Pós-parto + útero amolecido + sangramento = atonia uterina. 1ª linha: Ocitocina EV.
Atonia uterina é a principal causa de hemorragia pós-parto (HPP), caracterizada por útero amolecido e sangramento. A ocitocina intravenosa é o uterotônico de primeira linha para o manejo e prevenção da atonia uterina, sendo crucial para a contração uterina e hemostasia.
A hemorragia pós-parto (HPP) é uma das principais causas de morbimortalidade materna globalmente, e a atonia uterina é responsável por aproximadamente 70-80% dos casos. A atonia é caracterizada pela falha do útero em contrair-se adequadamente após a dequitação da placenta, levando à perda sanguínea excessiva. Fatores de risco incluem pré-eclâmpsia, como no caso apresentado, além de multiparidade, sobredistensão uterina, trabalho de parto prolongado e corioamnionite. O diagnóstico de atonia uterina é clínico, baseado na palpação de um útero amolecido e aumentado de volume, acompanhado de sangramento vaginal excessivo. A conduta inicial e mais importante é a massagem uterina bimanual, seguida da administração de uterotônicos. A ocitocina é o agente de primeira linha, administrada por via intravenosa (geralmente 10-20 UI em infusão lenta ou bolus, seguida de infusão contínua) para promover a contração miometrial e a compressão dos vasos sanguíneos. Em casos de falha da ocitocina, outros uterotônicos como ergonovina (contraindicada em pacientes com pré-eclâmpsia/hipertensão), misoprostol ou carboprost podem ser utilizados. O manejo rápido e eficaz da atonia uterina é crucial para prevenir complicações graves e salvar a vida da paciente, exigindo uma equipe bem treinada e recursos adequados para o controle da hemorragia e suporte hemodinâmico.

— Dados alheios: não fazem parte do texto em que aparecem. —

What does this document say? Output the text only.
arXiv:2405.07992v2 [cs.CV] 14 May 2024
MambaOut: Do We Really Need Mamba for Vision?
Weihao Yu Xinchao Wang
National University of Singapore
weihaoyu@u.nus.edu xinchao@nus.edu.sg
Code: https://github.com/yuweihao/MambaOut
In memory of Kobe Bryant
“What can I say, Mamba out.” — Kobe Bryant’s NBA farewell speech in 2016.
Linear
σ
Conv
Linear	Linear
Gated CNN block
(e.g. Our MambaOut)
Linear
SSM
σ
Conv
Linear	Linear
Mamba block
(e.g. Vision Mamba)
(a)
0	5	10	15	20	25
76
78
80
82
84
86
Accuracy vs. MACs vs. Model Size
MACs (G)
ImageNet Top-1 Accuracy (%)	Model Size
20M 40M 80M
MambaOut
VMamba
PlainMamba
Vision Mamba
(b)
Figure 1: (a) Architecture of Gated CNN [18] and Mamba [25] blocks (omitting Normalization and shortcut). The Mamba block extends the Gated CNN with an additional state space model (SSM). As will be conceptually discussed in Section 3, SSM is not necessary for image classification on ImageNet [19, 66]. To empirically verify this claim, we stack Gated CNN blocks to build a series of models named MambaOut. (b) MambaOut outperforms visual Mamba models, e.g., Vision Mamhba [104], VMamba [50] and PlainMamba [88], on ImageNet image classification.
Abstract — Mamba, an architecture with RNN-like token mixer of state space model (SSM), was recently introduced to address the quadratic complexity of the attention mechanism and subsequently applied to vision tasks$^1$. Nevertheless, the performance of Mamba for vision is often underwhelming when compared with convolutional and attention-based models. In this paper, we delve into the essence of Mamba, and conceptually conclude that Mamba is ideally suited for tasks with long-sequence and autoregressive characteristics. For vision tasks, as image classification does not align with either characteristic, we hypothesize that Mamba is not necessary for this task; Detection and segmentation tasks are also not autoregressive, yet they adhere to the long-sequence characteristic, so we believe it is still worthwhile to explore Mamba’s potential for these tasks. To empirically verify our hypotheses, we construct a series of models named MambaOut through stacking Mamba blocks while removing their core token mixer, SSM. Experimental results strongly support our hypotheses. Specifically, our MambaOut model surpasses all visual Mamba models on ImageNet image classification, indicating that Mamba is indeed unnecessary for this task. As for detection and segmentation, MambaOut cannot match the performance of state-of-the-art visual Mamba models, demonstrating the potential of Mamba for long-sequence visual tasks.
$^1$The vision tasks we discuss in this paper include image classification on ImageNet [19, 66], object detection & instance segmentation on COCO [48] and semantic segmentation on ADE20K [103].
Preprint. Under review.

A principal causa de hemorragia pós-parto é a atonia uterina, que ocorre quando o útero não se contrai adequadamente após o parto, impedindo a compressão dos vasos sanguíneos e levando a sangramento excessivo.
A ocitocina é o uterotônico de primeira linha devido à sua rápida ação na promoção da contração uterina, baixo custo e perfil de segurança favorável, sendo eficaz na prevenção e tratamento da atonia uterina.
Além da ocitocina, outras medidas incluem massagem uterina bimanual, uso de outros uterotônicos (ergonovina, misoprostol, carboprost) e, em casos refratários, procedimentos cirúrgicos como ligadura de artérias uterinas ou histerectomia.